The deal has been brought to the attention of the NHS Pensions Board, who is considering referring the Oxleas NHS Foundation Trust to the Pensions Regulator.
NHS Pensions Board member, Paul Moloney, said:
“It is clear from the Trust’s website, that an inducement of a higher pay rate is being offered to those who do not join, or leave, the NHS pension scheme, which is the scheme used for auto-enrolment for all NHS employers.
“The Pensions Regulator’s own guidance quotes an example of a clear-cut breach of automatic enrolment legislation, as an employer offering higher pay as an incentive to leave an auto-enrolment scheme.”
Steve Webb, former Minister of State for Pensions, commented:
“This is a very worrying precedent.
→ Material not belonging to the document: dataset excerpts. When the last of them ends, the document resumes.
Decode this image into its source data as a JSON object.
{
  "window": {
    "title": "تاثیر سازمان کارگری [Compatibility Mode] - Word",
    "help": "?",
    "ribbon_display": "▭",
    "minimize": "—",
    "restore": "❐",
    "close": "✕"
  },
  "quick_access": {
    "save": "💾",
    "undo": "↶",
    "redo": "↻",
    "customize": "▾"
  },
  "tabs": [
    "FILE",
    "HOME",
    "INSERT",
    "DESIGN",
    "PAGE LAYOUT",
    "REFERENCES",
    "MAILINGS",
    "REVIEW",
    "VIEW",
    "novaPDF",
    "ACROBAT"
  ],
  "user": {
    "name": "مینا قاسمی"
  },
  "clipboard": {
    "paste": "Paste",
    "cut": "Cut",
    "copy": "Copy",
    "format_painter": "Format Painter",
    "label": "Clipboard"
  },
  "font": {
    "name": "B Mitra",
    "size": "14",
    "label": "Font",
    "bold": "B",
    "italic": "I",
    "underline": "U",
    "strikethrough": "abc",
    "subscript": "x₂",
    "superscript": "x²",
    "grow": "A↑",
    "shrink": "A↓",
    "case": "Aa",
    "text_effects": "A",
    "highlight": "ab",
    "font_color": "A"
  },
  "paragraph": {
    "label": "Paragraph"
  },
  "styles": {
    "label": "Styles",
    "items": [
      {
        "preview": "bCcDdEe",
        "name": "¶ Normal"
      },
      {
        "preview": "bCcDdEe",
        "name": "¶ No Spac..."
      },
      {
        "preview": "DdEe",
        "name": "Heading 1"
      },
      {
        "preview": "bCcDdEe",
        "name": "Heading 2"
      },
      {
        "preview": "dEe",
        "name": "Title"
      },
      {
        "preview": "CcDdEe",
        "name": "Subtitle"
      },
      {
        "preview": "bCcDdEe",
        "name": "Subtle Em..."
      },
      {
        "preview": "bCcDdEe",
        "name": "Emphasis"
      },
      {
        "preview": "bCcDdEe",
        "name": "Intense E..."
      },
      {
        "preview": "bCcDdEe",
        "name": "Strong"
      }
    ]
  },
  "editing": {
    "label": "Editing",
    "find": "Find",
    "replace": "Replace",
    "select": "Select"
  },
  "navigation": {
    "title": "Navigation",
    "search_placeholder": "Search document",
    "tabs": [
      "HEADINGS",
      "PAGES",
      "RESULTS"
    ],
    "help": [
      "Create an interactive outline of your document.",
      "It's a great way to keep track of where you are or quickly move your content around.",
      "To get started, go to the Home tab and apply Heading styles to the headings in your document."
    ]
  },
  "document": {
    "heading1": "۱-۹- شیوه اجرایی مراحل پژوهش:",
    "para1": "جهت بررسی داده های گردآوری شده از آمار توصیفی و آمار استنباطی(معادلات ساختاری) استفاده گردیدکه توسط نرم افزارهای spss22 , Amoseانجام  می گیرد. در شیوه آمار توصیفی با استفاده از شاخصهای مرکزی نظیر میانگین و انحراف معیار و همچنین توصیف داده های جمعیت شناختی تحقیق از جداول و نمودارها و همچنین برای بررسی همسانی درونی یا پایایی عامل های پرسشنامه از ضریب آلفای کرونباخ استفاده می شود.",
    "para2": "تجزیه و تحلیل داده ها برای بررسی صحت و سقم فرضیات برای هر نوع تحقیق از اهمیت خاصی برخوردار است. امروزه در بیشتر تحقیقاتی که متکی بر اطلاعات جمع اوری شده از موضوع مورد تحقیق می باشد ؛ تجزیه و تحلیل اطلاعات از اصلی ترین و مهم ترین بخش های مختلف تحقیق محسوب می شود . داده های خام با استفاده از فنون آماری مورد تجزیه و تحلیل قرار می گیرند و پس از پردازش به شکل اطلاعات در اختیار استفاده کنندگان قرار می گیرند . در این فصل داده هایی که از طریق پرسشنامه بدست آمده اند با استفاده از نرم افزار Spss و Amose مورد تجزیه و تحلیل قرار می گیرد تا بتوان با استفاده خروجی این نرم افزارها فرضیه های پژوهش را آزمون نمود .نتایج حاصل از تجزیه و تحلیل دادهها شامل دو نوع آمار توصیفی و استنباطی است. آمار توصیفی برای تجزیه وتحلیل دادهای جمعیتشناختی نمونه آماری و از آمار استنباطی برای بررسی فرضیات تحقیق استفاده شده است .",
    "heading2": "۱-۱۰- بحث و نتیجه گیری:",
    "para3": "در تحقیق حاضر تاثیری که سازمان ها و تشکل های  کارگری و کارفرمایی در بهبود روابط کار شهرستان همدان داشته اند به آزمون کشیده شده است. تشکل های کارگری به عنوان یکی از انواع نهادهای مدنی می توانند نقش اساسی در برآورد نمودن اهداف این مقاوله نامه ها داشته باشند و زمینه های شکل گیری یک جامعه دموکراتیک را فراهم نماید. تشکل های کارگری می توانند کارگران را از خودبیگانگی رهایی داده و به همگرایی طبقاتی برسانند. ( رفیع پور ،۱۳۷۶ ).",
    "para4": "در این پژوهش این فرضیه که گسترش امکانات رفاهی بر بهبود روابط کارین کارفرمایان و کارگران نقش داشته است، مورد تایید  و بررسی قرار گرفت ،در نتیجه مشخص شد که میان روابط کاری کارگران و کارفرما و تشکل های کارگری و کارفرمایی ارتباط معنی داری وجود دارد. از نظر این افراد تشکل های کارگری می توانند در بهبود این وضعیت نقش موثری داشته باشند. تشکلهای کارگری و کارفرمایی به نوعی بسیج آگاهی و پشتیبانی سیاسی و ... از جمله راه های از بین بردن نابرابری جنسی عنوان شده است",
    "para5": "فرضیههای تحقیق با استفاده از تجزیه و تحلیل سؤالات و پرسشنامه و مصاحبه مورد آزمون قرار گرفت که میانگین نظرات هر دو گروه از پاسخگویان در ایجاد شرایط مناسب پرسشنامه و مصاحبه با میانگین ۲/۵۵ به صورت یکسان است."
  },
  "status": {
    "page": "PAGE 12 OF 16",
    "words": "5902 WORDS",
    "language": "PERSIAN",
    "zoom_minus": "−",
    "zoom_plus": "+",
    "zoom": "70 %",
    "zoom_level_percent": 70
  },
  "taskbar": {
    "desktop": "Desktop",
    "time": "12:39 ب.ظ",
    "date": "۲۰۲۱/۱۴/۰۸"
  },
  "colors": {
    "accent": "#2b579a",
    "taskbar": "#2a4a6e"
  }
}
The whole idea of automatic enrolment is that millions of people will benefit from saving in a pension and that this should be the default position. Without having to take any action, auto-enrolled workers start to build up pension rights and can look forward to a better retirement. But this idea would be fatally undermined if employers start offering cash today on condition that workers opt out of their pension.
“Cash today is always likely to be more attractive than cash in retirement, but if this catches on, especially among younger workers, all of the progress made under automatic enrolment could be undermined. Even if the offer by this NHS Trust is technically within the letter of the law, it is certainly not in the spirit of automatic enrolment. Ministers and regulators need to investigate urgently to ensure that a loophole does not emerge which could set back the encouraging growth in pension coverage which we have seen in recent years."